During a news conference Wednesday morning, officials from Agua SUD and the city of Palmview assured the public that work on the sewer project and street paving will be ending within a few months and the two entities were communicating with each other to resolve any emerging issues.
“The city of Palmview and Agua SUD had a workshop to discuss not just this project but also other projects,” said J.E. “Eddie” Saenz, the Agua SUD general manager. “They created committees to continue talking about them and we’ve met every two to three weeks to discuss ongoing issues.”
The $42 million project by Agua SUD to bring sewer service to Palmview resulted in damage to many roads. Funding for the project only allowed for the streets to be patched up but after residents voiced concerns, the city of Palmview stepped in and offered to pay for the entire streets to be paved.
In March 2018, the city and Agua SUD finalized an agreement through which Agua SUD agreed that once their contractors were finished with the streets, they would turn them over to the city for paving.
Since then, residents have lodged complaints over the length of time it’s taken to complete work on the streets, specifically during a town hall held by the city in November and during an Agua SUD-Palmview joint workshop held in February.
It was after that workshop that the two entities created the aforementioned committees that consist of officials from Agua SUD and Palmview.
Palmview Councilwoman Linda Sarabia said one of the things they discovered was that communication with the community was “not the best,” which was one of the reasons for the committees.
She said they were committed to providing updates to the community regardless of whether the news was negative.
“As elected officials, sometimes it’s uncomfortable for us to (show) our face and hear all the complaints but we know what we signed up for,” she said.
As for the status of the project, she said she understood residents’ frustration.
“I want to express that we too live in this city, use the same streets, we’re also frustrated,” she said in Spanish, “but what’s changing is that now have more communication between the entities, we’re working together to see that this happens faster and if there are problems, we can deal with them together.”
Sarabia added that updates will be available on the city’s Facebook page while updates on which roads have been transferred to the city will also be available on Agua SUD’s website, said Esequiel “Zeke” Ortiz, the Agua SUD board president.

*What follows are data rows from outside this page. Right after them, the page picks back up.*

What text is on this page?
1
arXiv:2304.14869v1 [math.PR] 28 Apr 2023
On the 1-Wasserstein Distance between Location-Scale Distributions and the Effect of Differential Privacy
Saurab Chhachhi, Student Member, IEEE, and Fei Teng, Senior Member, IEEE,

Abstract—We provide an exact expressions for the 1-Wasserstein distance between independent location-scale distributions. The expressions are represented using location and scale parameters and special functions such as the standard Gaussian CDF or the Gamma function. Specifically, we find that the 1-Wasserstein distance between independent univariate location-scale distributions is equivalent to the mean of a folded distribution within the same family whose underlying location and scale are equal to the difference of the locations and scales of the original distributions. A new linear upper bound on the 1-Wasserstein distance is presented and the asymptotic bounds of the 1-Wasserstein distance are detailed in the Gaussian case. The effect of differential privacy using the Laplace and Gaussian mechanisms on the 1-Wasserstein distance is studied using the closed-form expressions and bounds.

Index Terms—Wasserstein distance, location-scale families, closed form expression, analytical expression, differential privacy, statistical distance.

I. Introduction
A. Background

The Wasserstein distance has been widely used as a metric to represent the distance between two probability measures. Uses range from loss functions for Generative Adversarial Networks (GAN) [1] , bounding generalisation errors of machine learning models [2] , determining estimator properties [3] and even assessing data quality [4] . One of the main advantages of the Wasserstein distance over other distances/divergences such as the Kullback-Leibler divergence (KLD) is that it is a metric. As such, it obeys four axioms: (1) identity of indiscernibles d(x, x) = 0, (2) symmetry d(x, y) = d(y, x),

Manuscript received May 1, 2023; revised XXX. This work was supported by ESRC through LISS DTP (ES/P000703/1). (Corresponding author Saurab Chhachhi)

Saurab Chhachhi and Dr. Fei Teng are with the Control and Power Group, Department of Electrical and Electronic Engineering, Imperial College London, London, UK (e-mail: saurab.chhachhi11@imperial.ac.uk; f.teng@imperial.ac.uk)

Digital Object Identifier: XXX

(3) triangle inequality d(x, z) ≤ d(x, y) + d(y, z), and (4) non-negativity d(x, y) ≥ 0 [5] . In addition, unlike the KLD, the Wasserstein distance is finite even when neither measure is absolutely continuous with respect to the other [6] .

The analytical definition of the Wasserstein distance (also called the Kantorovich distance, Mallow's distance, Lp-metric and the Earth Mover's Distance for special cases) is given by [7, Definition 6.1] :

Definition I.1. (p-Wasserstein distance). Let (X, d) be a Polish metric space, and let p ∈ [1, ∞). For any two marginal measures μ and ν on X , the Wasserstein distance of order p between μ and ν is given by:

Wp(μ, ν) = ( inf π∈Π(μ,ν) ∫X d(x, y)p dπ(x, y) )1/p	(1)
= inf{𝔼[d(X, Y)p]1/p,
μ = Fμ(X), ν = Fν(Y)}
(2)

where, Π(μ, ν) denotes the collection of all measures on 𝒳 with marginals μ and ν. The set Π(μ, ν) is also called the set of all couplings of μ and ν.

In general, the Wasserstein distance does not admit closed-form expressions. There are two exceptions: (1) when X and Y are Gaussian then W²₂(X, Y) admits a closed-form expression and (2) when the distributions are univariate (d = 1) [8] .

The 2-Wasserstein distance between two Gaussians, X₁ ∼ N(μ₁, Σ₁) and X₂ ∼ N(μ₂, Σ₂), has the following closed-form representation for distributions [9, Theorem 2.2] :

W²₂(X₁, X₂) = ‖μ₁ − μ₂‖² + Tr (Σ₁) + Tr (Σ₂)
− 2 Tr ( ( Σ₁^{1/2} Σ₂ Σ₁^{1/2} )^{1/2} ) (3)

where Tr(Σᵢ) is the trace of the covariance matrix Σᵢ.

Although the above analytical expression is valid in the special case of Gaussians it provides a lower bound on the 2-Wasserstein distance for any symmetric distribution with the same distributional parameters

While a list of the transferred roads has already been available to residents online, Saenz said the list will also begin to include a projected date of completion for all the roads.
Palmview City Manager Michael Leo highlighted the benefits of the project which include no longer dealing with septic systems and the cost that comes with maintaining them, as well as having new paved roads in the city.
He also noted that lack of sewer in the city would no longer be an issue for businesses that want to come in.
“So the economic impact that we’re going to benefit here in Palmview is going to tremendous as well,” Leo said.
The two entities continue to communicate with contractors to get updated completion dates though Palmview Mayor Ricardo “Rick” Villarreal estimated the work would be done in about three months out.
“We’re about three months away after a good long five years of planning, meeting, organizing, quarreling, laughing, and crying through it all,” Villarreal said. “When you have good intentions, good things come out of them.”